In late April of my senior spring, I reported on Northwestern’s campus for the first time in a year and a half. As the pro-Palestinian encampment launched and the University gained national attention, media swarmed Deering Meadow.
I was in the odd role of being part of the outside media as a freelancer for the Chicago Sun-Times, yet still a part of the NU community. I felt a strange sense of disconnect at the same time, watching as The Daily’s staff maintained 24 hour coverage, while my job did not require the same level of nonstop reporting.
From my unique position, I could see and appreciate the vitality of student media’s work, while covering the same exact circumstances myself for a broader audience. I haven’t written for The Daily since fall of my junior year, and that distance has given me some perspective.
Being a student journalist can feel like trivial and small work. When you’re covering a campus event with fewer than 10 attendees and you know the only people guaranteed to read the article are your parents, it can start to feel pointless. When you’re navigating complex situations with no guidance, you can feel isolated and in over your head. And when you’re dedicating 40+ hours a week to that job without significant compensation or credit, it gets easy to lose sight of why it matters.
On those late nights working until the early hours of the morning, there are certain things that keep you going. It’s not money, or a line on your resume or masochism. It’s the friends you make, the only ones who will fully relate to your experiences — and who (I promise) won’t go away when your time at The Daily ends. It’s the pressure of the deadline to get the paper to press. It’s the responsibility of making sure the whole Evanston and Northwestern community will be reflected in the pages.
And it’s the knowledge that if you aren’t there for the little events, for the day to day stories with small audiences, you won’t be ready when the University starts making national headlines and outside media descends. We all know that local news is a crucial part of the media ecosystem, and so is student journalism. It’s not only the training ground for future professionals, it offers crucial coverage of our generation. Journalism is at its best when reporters know and care about their communities, and that is where student journalism excels.

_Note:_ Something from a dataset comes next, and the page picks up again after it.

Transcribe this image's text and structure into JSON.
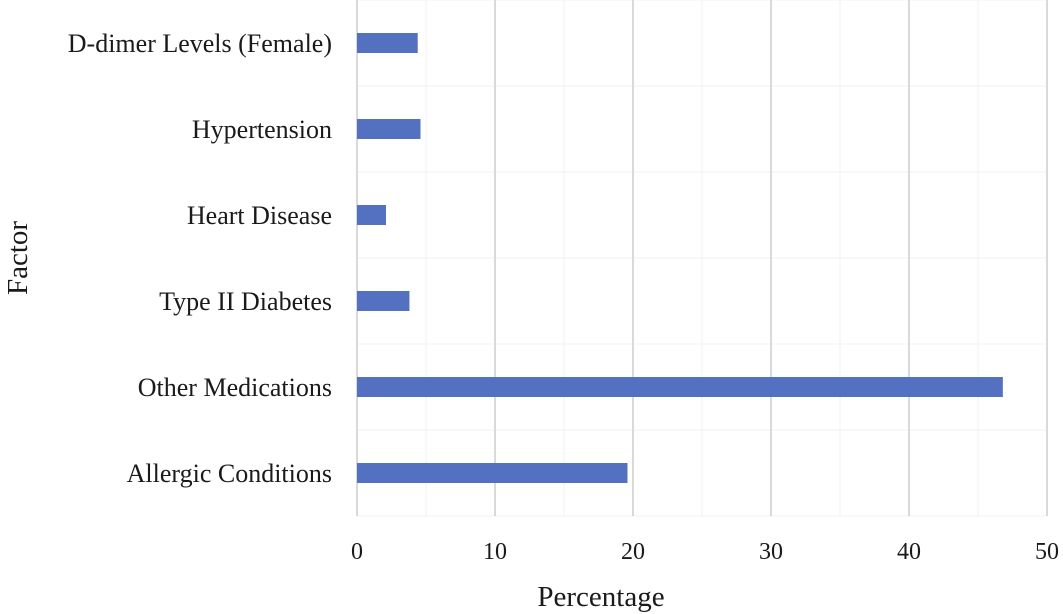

When journalism starts to feel like a slog and the fear of burn out creeps in, I think of my sources and I think of my audience. If I can make my sources feel heard, even if only by me, or reach one reader that needs to see my story, then I’ve done my job.
When I look back on my time at The Daily, yes I remember every crisis that felt like the end of the world. But I also remember how we always got back up and kept going, how we celebrated the big moments, and how we finished every quarter by staying up all night to watch the sunrise together on the Lakefill.
So to all current and future Daily staffers, here’s my advice: trust yourself but be prepared to grow, hold your friendships close but make sure to live a life outside of the Holly and John Madigan Newsroom, and always remember the responsibility and power of your words.